04.10.2017

Rücktritt von Jonas Fricker

Scharfe Kritik an Berichterstattung vom «Blick»

Das Boulevardblatt habe Jonas Fricker nach seinem Auschwitz-Vergleich «in Grund und Boden» geschrieben, heisst es im «Tages-Anzeiger». «Klein getrampelt», nennt es die «Neue Zürcher Zeitung».
Rücktritt von Jonas Fricker: Scharfe Kritik an Berichterstattung vom «Blick»
Der Politneuling gab am Samstag seinen Rücktritt bekannt: Jonas Fricker. (Bild: Keystone/Lukas Lehmann)
von Michèle Widmer

Die vergangene Woche wird der Grünen-Nationalrat Jonas Fricker nicht so schnell vergessen. Nach seinem Vergleich von Schweinetransporten mit den Massendeportationen von Juden haben sich die «Blick»-Titel auf das Thema festgesetzt. Nach drei Tagen medialem und parteiinternem Druck gab Fricker am Samstag seinen Rücktritt bekannt. Der «SonntagsBlick» berichtete auf fünf Seiten über den Fall (siehe unten).

Im Nachgang waren am Mittwoch sowohl im «Tages-Anzeiger» als auch in der NZZ medienkritische Analysen zu lesen. Der «Blick» habe den jungen Politiker «in Grund und Boden» geschrieben, urteilt der Tagi. Fricker sei als «Hinterbänkler» wohl auch ein Opfer der Umstände geworden. Die Bereitschaft innerhalb der Partei, für den Politneuling einzustehen, sei gering gewesen. Von einem Nationalrat könne man verlangen, dass er zuerst überlege und dann spreche.
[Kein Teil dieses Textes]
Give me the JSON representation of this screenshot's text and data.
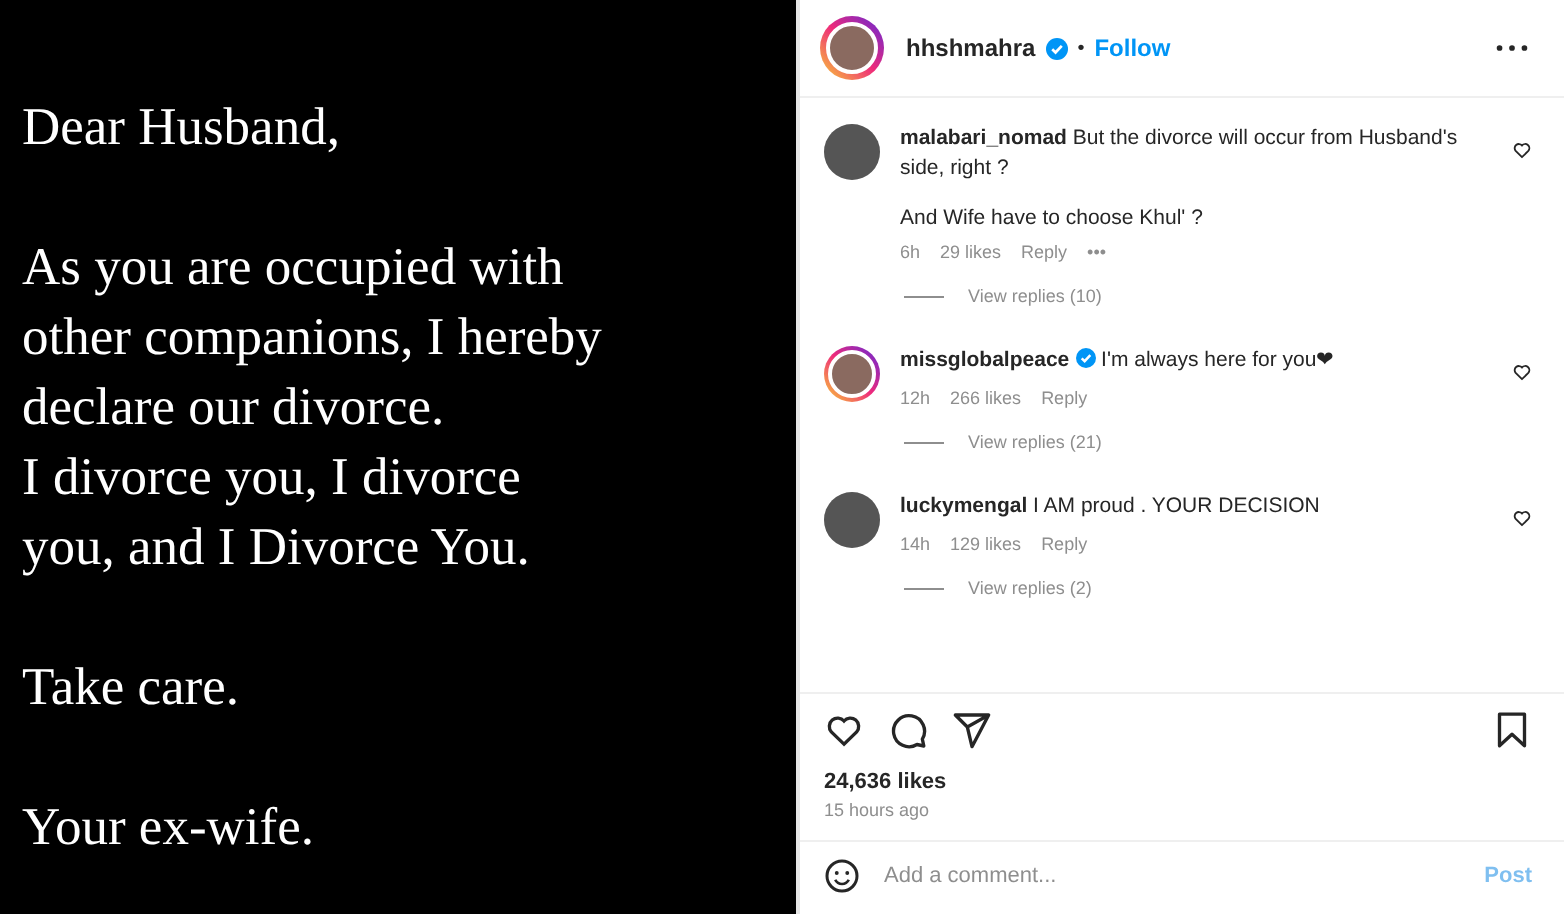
{
  "post_image": {
    "paragraphs": [
      [
        "Dear Husband,"
      ],
      [
        "As you are occupied with",
        "other companions, I hereby",
        "declare our divorce.",
        "I divorce you, I divorce",
        "you, and I Divorce You."
      ],
      [
        "Take care."
      ],
      [
        "Your ex-wife."
      ]
    ]
  },
  "header": {
    "username": "hhshmahra",
    "verified": true,
    "separator": "•",
    "follow": "Follow",
    "story_ring": true
  },
  "comments": [
    {
      "username": "malabari_nomad",
      "verified": false,
      "story_ring": false,
      "text": "But the divorce will occur from Husband's side, right ?",
      "extra": "And Wife have to choose Khul' ?",
      "time": "6h",
      "likes": "29 likes",
      "reply": "Reply",
      "more": "•••",
      "view_replies": "View replies (10)"
    },
    {
      "username": "missglobalpeace",
      "verified": true,
      "story_ring": true,
      "text": "I'm always here for you❤",
      "time": "12h",
      "likes": "266 likes",
      "reply": "Reply",
      "view_replies": "View replies (21)"
    },
    {
      "username": "luckymengal",
      "verified": false,
      "story_ring": false,
      "text": "I AM proud . YOUR DECISION",
      "time": "14h",
      "likes": "129 likes",
      "reply": "Reply",
      "view_replies": "View replies (2)"
    }
  ],
  "likes": "24,636 likes",
  "posted": "15 hours ago",
  "comment_box": {
    "placeholder": "Add a comment...",
    "post": "Post",
    "post_disabled": true
  }
}
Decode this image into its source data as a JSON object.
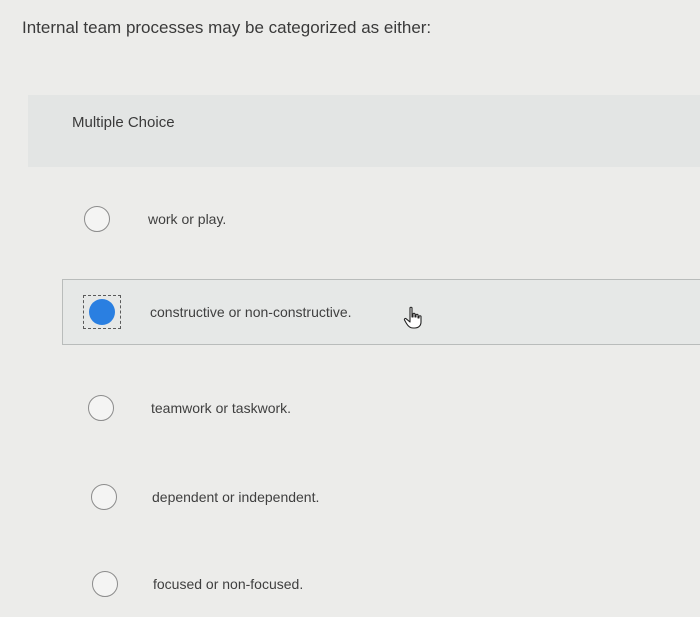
{
  "question": "Internal team processes may be categorized as either:",
  "section_label": "Multiple Choice",
  "options": [
    {
      "label": "work or play.",
      "selected": false
    },
    {
      "label": "constructive or non-constructive.",
      "selected": true
    },
    {
      "label": "teamwork or taskwork.",
      "selected": false
    },
    {
      "label": "dependent or independent.",
      "selected": false
    },
    {
      "label": "focused or non-focused.",
      "selected": false
    }
  ],
  "colors": {
    "selected_radio": "#2a7fe1",
    "background": "#ececea"
  },
  "icons": {
    "cursor": "hand-pointer-icon"
  }
}
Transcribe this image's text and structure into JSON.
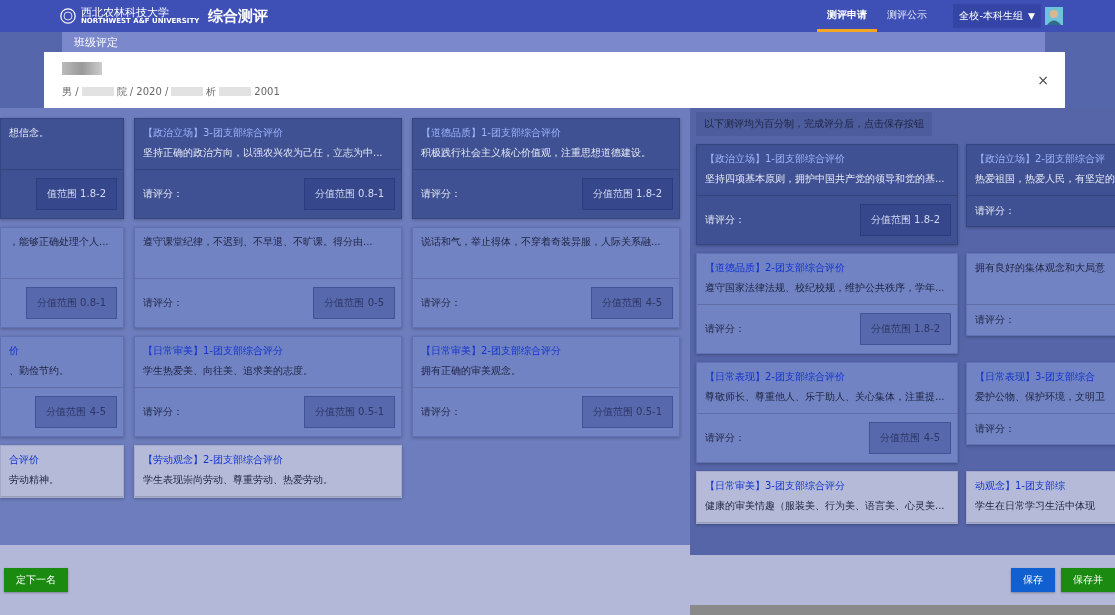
{
  "header": {
    "school": "西北农林科技大学",
    "school_en": "NORTHWEST A&F UNIVERSITY",
    "title": "综合测评",
    "nav": [
      {
        "label": "测评申请",
        "selected": true
      },
      {
        "label": "测评公示",
        "selected": false
      }
    ],
    "group": "全校-本科生组",
    "dropdown": "▼"
  },
  "subheader": "班级评定",
  "student": {
    "info": [
      {
        "kind": "text",
        "text": "男 /"
      },
      {
        "kind": "blur"
      },
      {
        "kind": "text",
        "text": "院 / 2020 /"
      },
      {
        "kind": "blur"
      },
      {
        "kind": "text",
        "text": "析"
      },
      {
        "kind": "blur"
      },
      {
        "kind": "text",
        "text": "2001"
      }
    ],
    "close": "×"
  },
  "left": {
    "cards": [
      {
        "desc": "想信念。",
        "range": "值范围 1.8-2"
      },
      {
        "title": "【政治立场】3-团支部综合评价",
        "desc": "坚持正确的政治方向，以强农兴农为己任，立志为中...",
        "prompt": "请评分：",
        "range": "分值范围 0.8-1"
      },
      {
        "title": "【道德品质】1-团支部综合评价",
        "desc": "积极践行社会主义核心价值观，注重思想道德建设。",
        "prompt": "请评分：",
        "range": "分值范围 1.8-2"
      },
      {
        "desc": "，能够正确处理个人...",
        "range": "分值范围 0.8-1"
      },
      {
        "desc": "遵守课堂纪律，不迟到、不早退、不旷课。得分由...",
        "prompt": "请评分：",
        "range": "分值范围 0-5"
      },
      {
        "desc": "说话和气，举止得体，不穿着奇装异服，人际关系融...",
        "prompt": "请评分：",
        "range": "分值范围 4-5"
      },
      {
        "title": "价",
        "desc": "、勤俭节约。",
        "range": "分值范围 4-5"
      },
      {
        "title": "【日常审美】1-团支部综合评分",
        "desc": "学生热爱美、向往美、追求美的志度。",
        "prompt": "请评分：",
        "range": "分值范围 0.5-1"
      },
      {
        "title": "【日常审美】2-团支部综合评分",
        "desc": "拥有正确的审美观念。",
        "prompt": "请评分：",
        "range": "分值范围 0.5-1"
      },
      {
        "title": "合评价",
        "desc": "劳动精神。"
      },
      {
        "title": "【劳动观念】2-团支部综合评价",
        "desc": "学生表现崇尚劳动、尊重劳动、热爱劳动。"
      }
    ],
    "next_button": "定下一名"
  },
  "right": {
    "note": "以下测评均为百分制，完成评分后，点击保存按钮",
    "cards": [
      {
        "title": "【政治立场】1-团支部综合评价",
        "desc": "坚持四项基本原则，拥护中国共产党的领导和党的基...",
        "prompt": "请评分：",
        "range": "分值范围 1.8-2"
      },
      {
        "title": "【政治立场】2-团支部综合评",
        "desc": "热爱祖国，热爱人民，有坚定的",
        "prompt": "请评分："
      },
      {
        "title": "【道德品质】2-团支部综合评价",
        "desc": "遵守国家法律法规、校纪校规，维护公共秩序，学年...",
        "prompt": "请评分：",
        "range": "分值范围 1.8-2"
      },
      {
        "desc": "拥有良好的集体观念和大局意",
        "prompt": "请评分："
      },
      {
        "title": "【日常表现】2-团支部综合评价",
        "desc": "尊敬师长、尊重他人、乐于助人、关心集体，注重提...",
        "prompt": "请评分：",
        "range": "分值范围 4-5"
      },
      {
        "title": "【日常表现】3-团支部综合",
        "desc": "爱护公物、保护环境，文明卫",
        "prompt": "请评分："
      },
      {
        "title": "【日常审美】3-团支部综合评分",
        "desc": "健康的审美情趣（服装美、行为美、语言美、心灵美..."
      },
      {
        "title": "动观念】1-团支部综",
        "desc": "学生在日常学习生活中体现"
      }
    ],
    "buttons": [
      {
        "label": "保存",
        "kind": "primary"
      },
      {
        "label": "保存并",
        "kind": "success"
      }
    ]
  }
}
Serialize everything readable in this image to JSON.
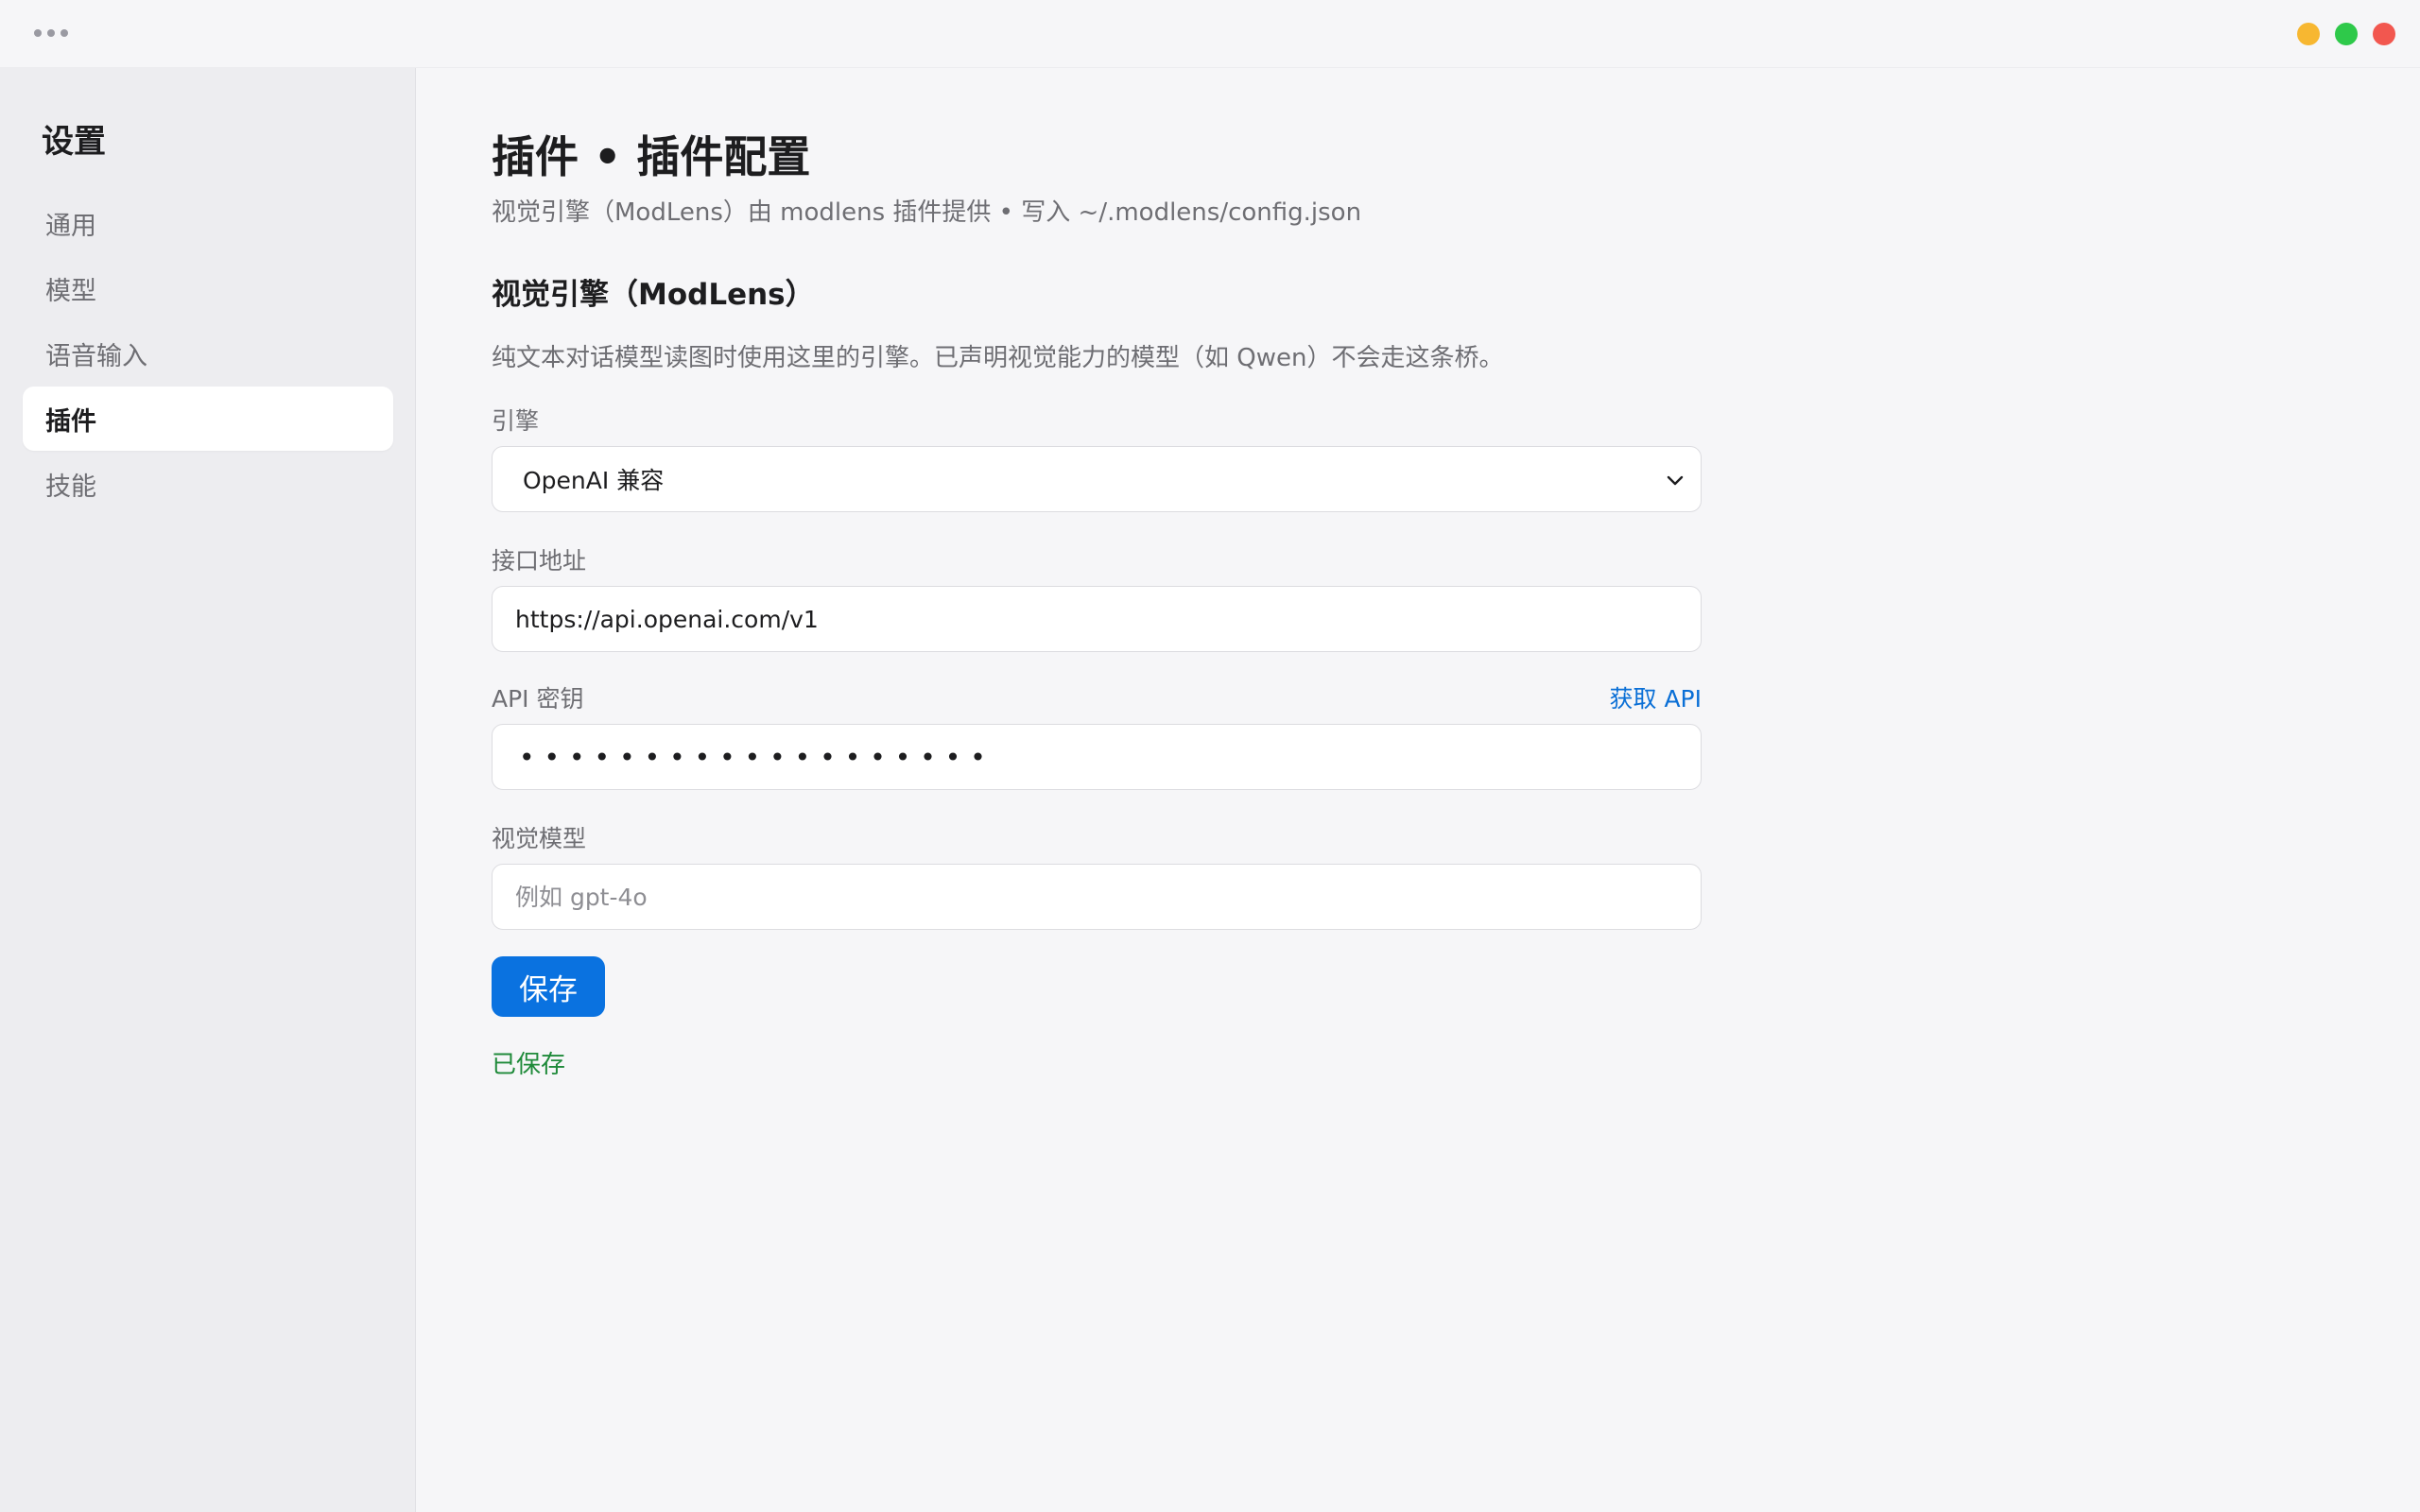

Doch sei es symptomatisch, dass die ehrlich scheinende Entschuldigung nicht ausreichte, die Fricker nachlieferte. Frickers Rücktritt werde Spuren in der Politik hinterlassen, so der Tagi weiter. Denn bis anhin habe es hierzulande keine Rücktrittskultur gegeben.

Zum selben Schluss kommt die «Neue Zürcher Zeitung». Fricker sei vom «Blick», welcher nach dessen Rücktritt nun von «Grösse» schreibe, während Tagen «klein getrampelt» worden. Die Zeitung fragt: «Ist es wirklich gut, wenn Politiker unter medialem Druck wegen verbalen Dummheiten zurücktreten müssen, trotz Einsicht und akzeptierten Entschuldigungen?». Die Entscheidung, ob einer wie Fricker noch tragbar sei, müsse den Wählern überlassen werden – und nicht dem Boulevard.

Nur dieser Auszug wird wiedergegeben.